Reversibility of airway inflammation and remodelling following cessation of antigenic challenge in a model of chronic asthma

Authors


R. K. Kumar, Department of Pathology, University of New South Wales, Sydney 2052, Australia.
E-mail: R.Kumar@unsw.edu.au

Summary

Background Asthma is associated with recruitment of eosinophils, accumulation of chronic inflammatory cells in the airway walls, subepithelial fibrosis and other structural changes of airway wall remodelling. The role of ongoing exposure to allergens in their pathogenesis remains unclear.

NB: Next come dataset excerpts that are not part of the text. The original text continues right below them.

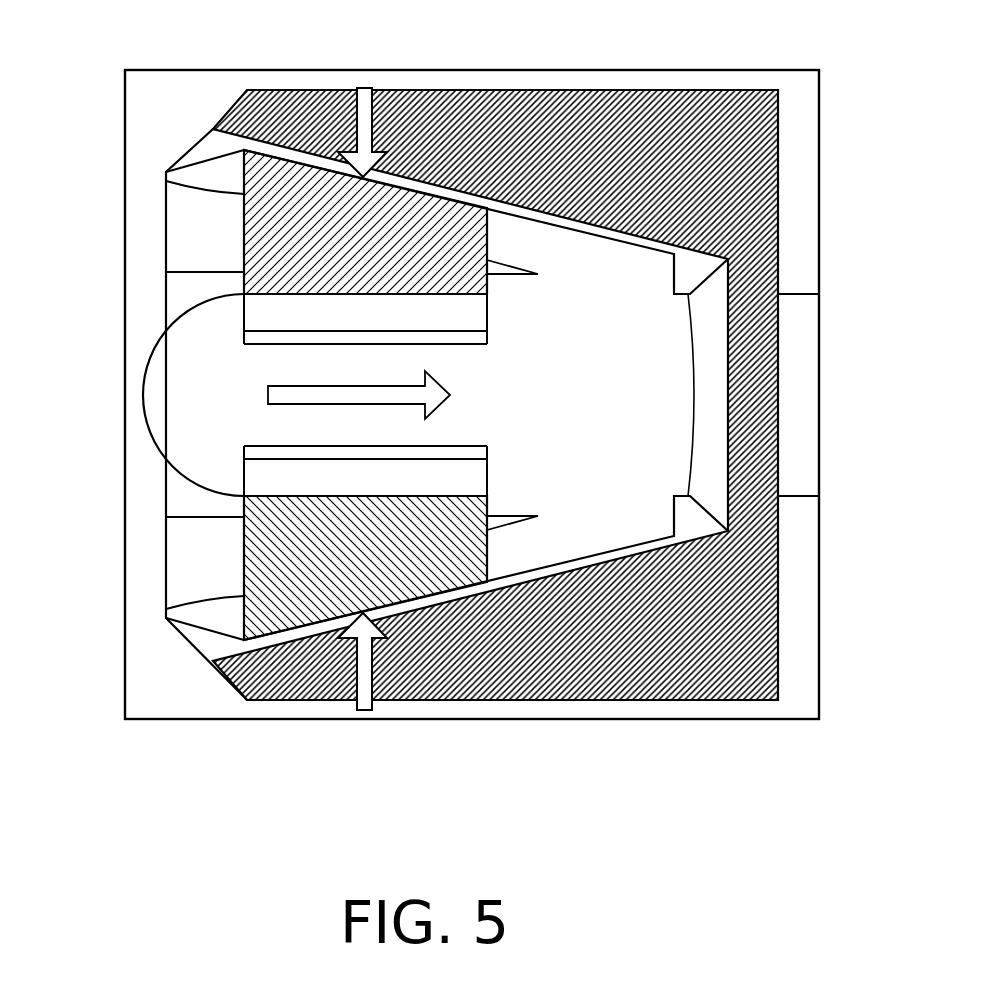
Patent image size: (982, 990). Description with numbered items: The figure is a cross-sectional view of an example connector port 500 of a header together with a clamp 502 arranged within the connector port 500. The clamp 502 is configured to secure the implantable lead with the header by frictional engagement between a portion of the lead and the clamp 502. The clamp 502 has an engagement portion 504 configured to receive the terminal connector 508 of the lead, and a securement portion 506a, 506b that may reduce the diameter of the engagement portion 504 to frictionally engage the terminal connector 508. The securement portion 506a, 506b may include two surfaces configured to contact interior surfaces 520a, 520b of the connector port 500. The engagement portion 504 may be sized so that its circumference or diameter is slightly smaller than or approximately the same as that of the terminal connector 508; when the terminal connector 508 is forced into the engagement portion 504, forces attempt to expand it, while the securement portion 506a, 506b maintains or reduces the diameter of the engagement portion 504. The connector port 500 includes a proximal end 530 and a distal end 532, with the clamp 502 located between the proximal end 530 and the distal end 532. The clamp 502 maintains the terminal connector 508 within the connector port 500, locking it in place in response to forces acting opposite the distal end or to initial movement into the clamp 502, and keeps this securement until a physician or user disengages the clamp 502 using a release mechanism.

The connector port 500 is at (264, 100).
The clamp 502 is at (304, 531).
The engagement portion 504 is at (688, 492).
The securement portion 506a is at (264, 180).
The securement portion 506b is at (250, 592).
The terminal connector 508 is at (174, 366).
The interior surface 520a is at (471, 188).
The interior surface 520b is at (530, 586).
The proximal end 530 is at (778, 289).
The distal end 532 is at (163, 272).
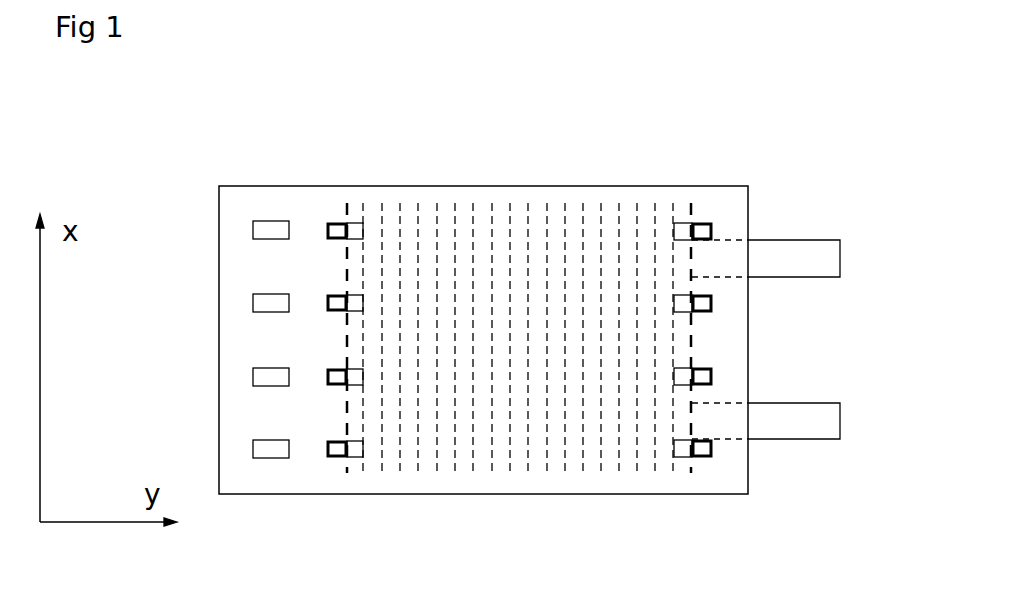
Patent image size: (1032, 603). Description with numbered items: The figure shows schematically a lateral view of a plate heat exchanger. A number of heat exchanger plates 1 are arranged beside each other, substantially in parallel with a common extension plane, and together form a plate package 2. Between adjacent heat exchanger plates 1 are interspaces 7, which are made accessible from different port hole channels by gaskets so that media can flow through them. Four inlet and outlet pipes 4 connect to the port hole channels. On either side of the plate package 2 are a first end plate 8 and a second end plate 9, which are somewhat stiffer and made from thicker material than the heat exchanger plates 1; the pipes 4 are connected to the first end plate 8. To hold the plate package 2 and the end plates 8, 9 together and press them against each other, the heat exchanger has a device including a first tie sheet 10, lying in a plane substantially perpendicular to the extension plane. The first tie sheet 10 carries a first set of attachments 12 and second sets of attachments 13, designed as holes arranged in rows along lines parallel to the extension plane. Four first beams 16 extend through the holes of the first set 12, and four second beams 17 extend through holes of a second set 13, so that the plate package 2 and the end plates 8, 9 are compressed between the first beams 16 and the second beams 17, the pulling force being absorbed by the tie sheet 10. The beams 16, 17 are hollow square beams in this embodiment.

The heat exchanger plate 1 is at (473, 278).
The plate package 2 is at (534, 207).
The inlet and outlet pipe 4 is at (793, 252).
The interspace 7 is at (517, 404).
The first end plate 8 is at (690, 333).
The second end plate 9 is at (347, 330).
The first tie sheet 10 is at (233, 447).
The first set of attachments 12 is at (683, 303).
The second set of attachments 13 is at (268, 305).
The first beam 16 is at (700, 303).
The second beam 17 is at (332, 300).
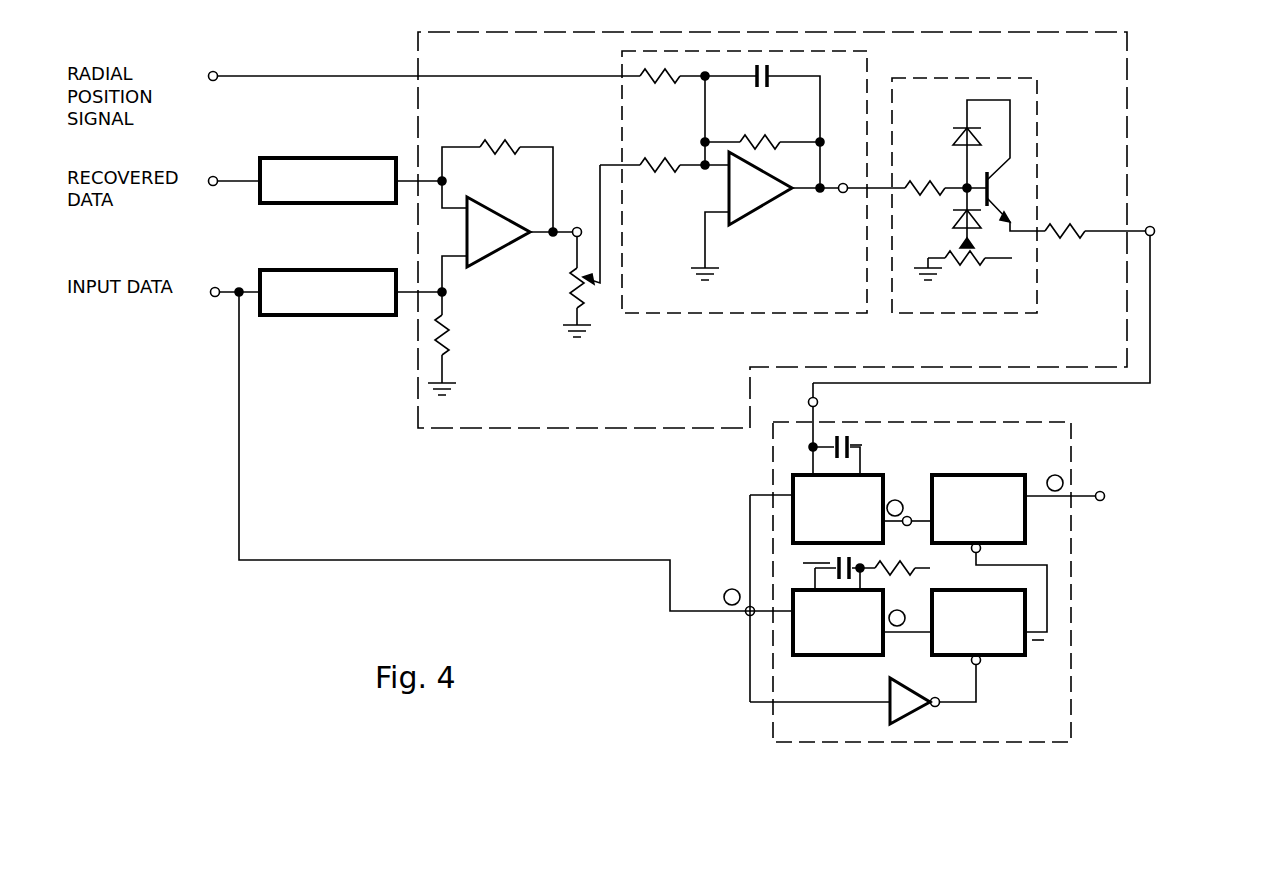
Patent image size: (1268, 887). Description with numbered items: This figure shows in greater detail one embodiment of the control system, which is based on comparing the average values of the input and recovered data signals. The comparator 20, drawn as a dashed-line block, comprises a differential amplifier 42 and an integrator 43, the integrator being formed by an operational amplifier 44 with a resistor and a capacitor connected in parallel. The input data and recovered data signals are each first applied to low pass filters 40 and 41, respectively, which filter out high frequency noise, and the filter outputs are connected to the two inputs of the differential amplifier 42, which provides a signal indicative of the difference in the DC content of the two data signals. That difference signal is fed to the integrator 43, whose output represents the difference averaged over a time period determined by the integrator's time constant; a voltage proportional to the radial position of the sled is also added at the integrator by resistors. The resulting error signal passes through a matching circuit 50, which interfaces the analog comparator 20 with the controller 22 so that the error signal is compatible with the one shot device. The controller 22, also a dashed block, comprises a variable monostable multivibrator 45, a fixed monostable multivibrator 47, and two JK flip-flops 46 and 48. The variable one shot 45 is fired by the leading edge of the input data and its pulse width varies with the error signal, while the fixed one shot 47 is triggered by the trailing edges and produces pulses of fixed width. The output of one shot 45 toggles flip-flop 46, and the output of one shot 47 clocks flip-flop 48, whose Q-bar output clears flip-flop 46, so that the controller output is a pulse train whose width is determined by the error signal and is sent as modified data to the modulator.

The comparator 20 is at (1122, 140).
The controller 22 is at (1070, 478).
The low pass filter 40 is at (328, 270).
The low pass filter 41 is at (326, 158).
The differential amplifier 42 is at (492, 212).
The integrator 43 is at (769, 175).
The operational amplifier 44 is at (766, 186).
The variable monostable multivibrator 45 is at (880, 485).
The JK flip-flop 46 is at (1003, 480).
The fixed monostable multivibrator 47 is at (850, 655).
The JK flip-flop 48 is at (995, 655).
The matching circuit 50 is at (1035, 95).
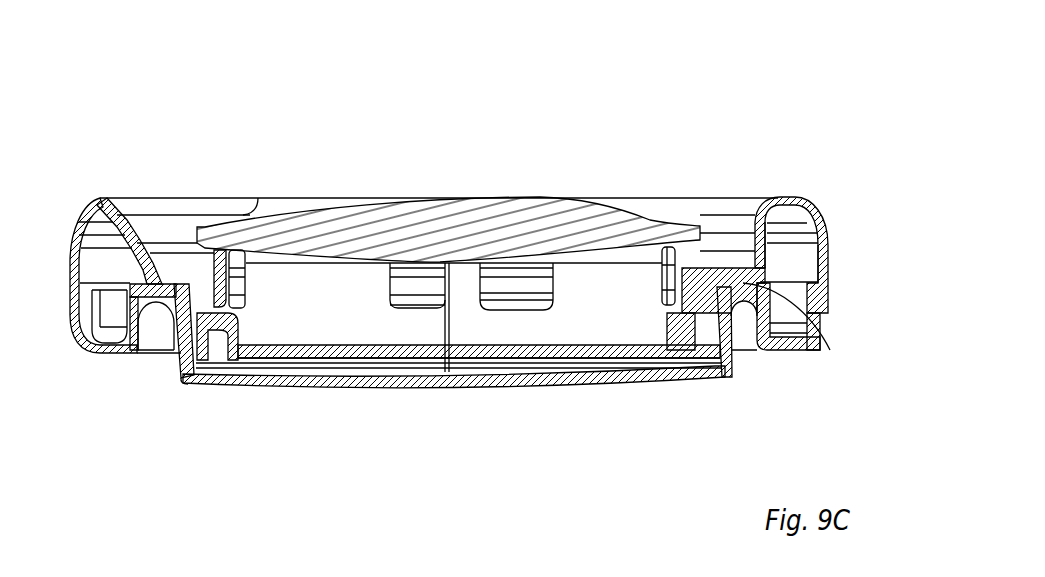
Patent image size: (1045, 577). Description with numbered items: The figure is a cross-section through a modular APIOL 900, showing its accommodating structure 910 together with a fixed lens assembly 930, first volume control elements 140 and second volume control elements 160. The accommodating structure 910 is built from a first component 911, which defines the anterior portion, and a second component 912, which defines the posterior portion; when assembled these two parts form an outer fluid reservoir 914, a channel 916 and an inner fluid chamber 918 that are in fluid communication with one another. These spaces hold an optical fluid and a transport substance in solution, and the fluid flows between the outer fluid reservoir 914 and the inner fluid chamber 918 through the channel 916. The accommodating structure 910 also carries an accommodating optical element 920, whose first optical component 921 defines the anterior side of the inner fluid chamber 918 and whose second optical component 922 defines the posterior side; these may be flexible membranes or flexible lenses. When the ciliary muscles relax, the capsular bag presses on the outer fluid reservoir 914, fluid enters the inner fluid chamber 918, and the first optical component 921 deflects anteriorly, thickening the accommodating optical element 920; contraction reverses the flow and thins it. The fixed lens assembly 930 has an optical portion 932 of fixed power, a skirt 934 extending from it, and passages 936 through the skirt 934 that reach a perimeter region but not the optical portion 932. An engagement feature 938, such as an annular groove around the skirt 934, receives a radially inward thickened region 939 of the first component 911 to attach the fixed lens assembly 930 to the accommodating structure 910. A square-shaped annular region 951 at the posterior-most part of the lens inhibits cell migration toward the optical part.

The modular APIOL 900 is at (163, 118).
The second volume control elements 160 is at (165, 280).
The channel 916 is at (192, 380).
The square-shaped annular region 951 is at (170, 393).
The thickened region 939 is at (204, 262).
The engagement feature 938 is at (678, 250).
The fixed lens assembly 930 is at (506, 214).
The optical portion 932 is at (405, 216).
The passages 936 is at (513, 292).
The first optical component 921 is at (620, 352).
The second optical component 922 is at (493, 390).
The inner fluid chamber 918 is at (570, 380).
The accommodating optical element 920 is at (428, 377).
The skirt 934 is at (242, 377).
The second component 912 is at (780, 353).
The accommodating structure 910 is at (831, 250).
The first component 911 is at (792, 198).
The outer fluid reservoir 914 is at (797, 255).
The first volume control elements 140 is at (817, 343).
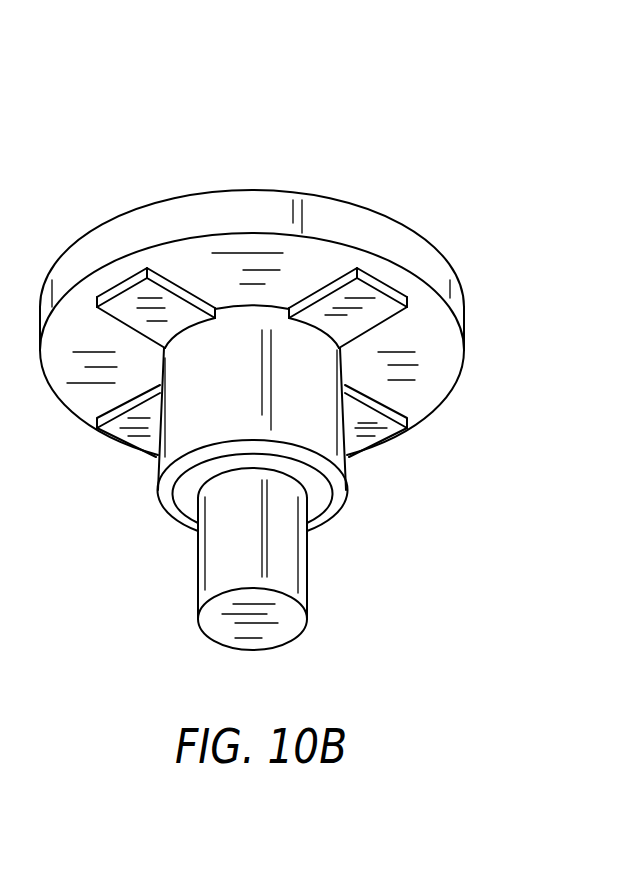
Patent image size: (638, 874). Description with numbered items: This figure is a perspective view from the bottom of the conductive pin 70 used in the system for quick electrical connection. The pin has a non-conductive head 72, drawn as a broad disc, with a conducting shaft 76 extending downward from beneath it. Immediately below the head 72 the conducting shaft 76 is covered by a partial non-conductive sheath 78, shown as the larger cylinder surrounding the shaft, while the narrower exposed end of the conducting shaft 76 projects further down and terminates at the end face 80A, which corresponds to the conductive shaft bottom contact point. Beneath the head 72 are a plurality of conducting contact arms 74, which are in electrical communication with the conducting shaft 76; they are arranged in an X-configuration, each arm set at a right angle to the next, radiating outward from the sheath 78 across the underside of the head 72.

The conductive pin 70 is at (351, 100).
The head 72 is at (407, 242).
The conducting contact arms 74 is at (148, 291).
The conducting shaft 76 is at (283, 552).
The non-conductive sheath 78 is at (185, 422).
The shaft end face 80A is at (275, 631).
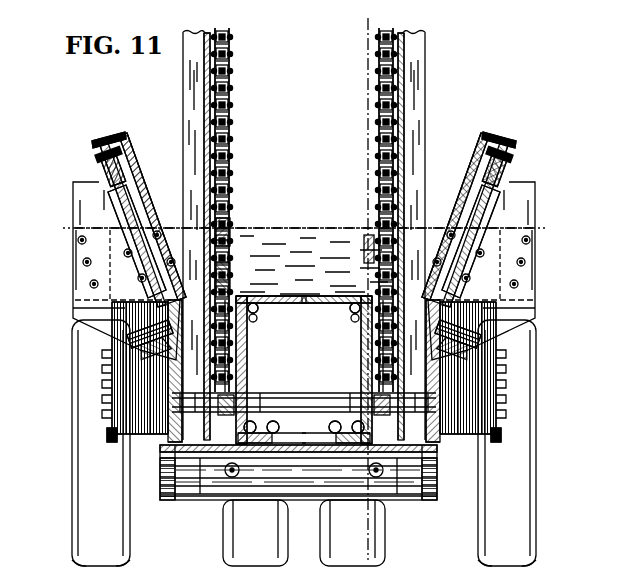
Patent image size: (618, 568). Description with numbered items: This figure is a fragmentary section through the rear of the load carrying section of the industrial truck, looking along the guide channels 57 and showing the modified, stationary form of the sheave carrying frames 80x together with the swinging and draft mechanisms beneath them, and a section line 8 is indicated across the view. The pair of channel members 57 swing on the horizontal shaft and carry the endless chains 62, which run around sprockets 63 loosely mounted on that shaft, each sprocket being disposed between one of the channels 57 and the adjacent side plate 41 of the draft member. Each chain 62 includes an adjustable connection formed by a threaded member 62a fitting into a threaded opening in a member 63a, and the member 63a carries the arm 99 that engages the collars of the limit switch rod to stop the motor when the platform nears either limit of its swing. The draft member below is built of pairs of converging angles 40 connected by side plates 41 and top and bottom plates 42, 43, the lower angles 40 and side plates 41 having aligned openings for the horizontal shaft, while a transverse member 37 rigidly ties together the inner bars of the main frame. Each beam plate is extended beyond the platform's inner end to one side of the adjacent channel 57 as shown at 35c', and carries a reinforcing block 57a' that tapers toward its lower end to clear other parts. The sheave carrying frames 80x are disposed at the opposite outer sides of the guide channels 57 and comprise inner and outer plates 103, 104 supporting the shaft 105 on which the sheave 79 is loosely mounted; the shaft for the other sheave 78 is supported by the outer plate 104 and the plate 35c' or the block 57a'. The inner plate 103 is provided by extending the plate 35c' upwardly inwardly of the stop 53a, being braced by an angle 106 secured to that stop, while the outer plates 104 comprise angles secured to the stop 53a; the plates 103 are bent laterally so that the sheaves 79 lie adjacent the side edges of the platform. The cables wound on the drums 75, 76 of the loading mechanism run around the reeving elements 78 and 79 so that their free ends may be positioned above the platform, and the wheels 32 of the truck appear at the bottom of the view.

The section line 8- 8 is at (360, 29).
The wheel 32 is at (128, 548).
The plate extension 35c' is at (304, 370).
The transverse member 37 is at (220, 490).
The converging angles 40 is at (340, 305).
The side plates 41 is at (358, 364).
The top plate 42 is at (322, 298).
The bottom plate 43 is at (298, 472).
The up-standing portion of angle 53a is at (318, 232).
The channel members 57 is at (183, 95).
The reinforcing block 57a' is at (303, 335).
The endless chains 62 is at (232, 178).
The threaded member 62a is at (230, 224).
The sprockets 63 is at (302, 466).
The chain member 63a is at (232, 276).
The drum 75 is at (112, 442).
The drum 76 is at (492, 434).
The reeving element 78 is at (140, 383).
The reeving element 79 is at (104, 164).
The sheave carrying frames 80x is at (304, 145).
The arm 99 is at (362, 268).
The inner plate 103 is at (130, 120).
The outer plate 104 is at (112, 240).
The shaft 105 is at (82, 204).
The angle 106 is at (150, 226).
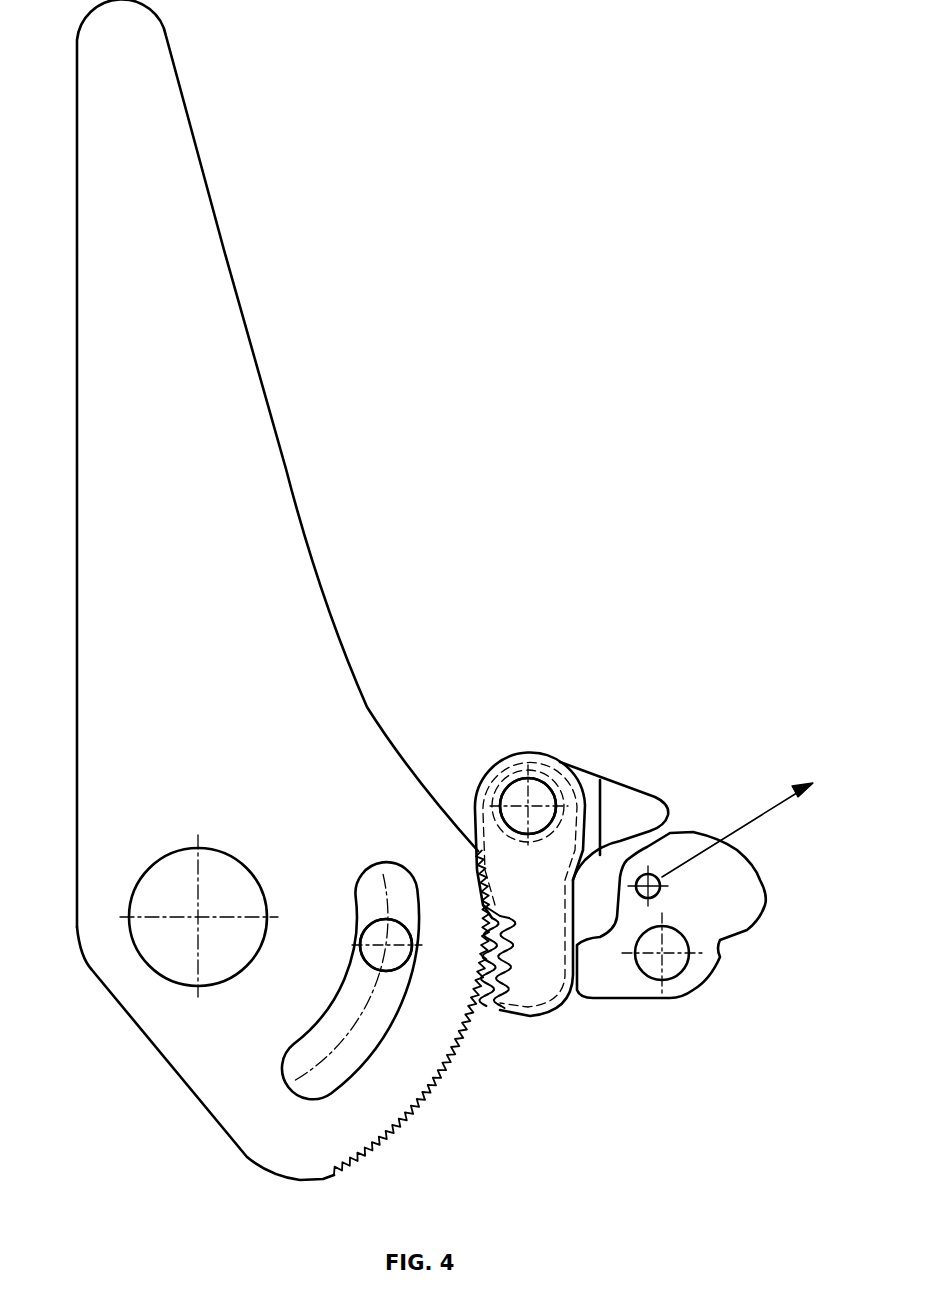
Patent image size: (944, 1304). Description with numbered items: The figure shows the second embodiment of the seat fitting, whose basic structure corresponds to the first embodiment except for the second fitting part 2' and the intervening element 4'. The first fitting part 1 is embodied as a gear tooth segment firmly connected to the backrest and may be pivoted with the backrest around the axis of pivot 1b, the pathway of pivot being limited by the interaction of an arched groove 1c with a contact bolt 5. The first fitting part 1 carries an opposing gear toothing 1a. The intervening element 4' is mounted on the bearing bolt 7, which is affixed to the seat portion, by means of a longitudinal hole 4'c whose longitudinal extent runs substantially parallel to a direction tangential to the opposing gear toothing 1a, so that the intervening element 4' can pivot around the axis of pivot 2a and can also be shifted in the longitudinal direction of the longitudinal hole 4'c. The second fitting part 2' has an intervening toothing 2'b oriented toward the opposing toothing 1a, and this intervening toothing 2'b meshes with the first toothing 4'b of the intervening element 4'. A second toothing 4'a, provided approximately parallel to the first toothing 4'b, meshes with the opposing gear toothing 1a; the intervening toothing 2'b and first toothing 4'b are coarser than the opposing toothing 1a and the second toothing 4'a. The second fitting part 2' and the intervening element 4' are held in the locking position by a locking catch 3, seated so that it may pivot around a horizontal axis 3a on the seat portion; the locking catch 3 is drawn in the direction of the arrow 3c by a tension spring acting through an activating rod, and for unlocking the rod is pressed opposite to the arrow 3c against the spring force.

Objective To examine whether changes of inflammation and remodelling were reversible following cessation of antigenic challenge in a mouse model of chronic asthma.

Methods BALB/c mice sensitized to ovalbumin (OVA) were chronically challenged by inhalation of a low mass concentration of antigen for 8 weeks, leading to development of acute-on-chronic airway inflammation, subepithelial fibrosis and other changes of airway wall remodelling. Epithelial injury was assessed by immunohistochemistry, while inflammation and remodelling were quantified by appropriate histomorphometric techniques. Regression of lesions was assessed in animals examined at 1, 2 and 4 weeks after exposure to OVA ceased.

Results We did not find evidence of airway epithelial injury in this model of low-level chronic inhalational exposure to antigen. Persistence of the recruitment of eosinophils and chronic inflammatory cells in the airway walls was dependent on continuing antigenic challenge, as was persistence of mucous cell hyperplasia/metaplasia. Subepithelial fibrosis and epithelial hypertrophy exhibited delayed reversibility following cessation of exposure to antigen, possibly related to matrix-associated accumulation of transforming growth factor-β1.

Conclusion In chronic asthma, low-level antigenic challenge may be required to maintain the inflammatory response in the airway wall, but airway remodelling may persist in its absence.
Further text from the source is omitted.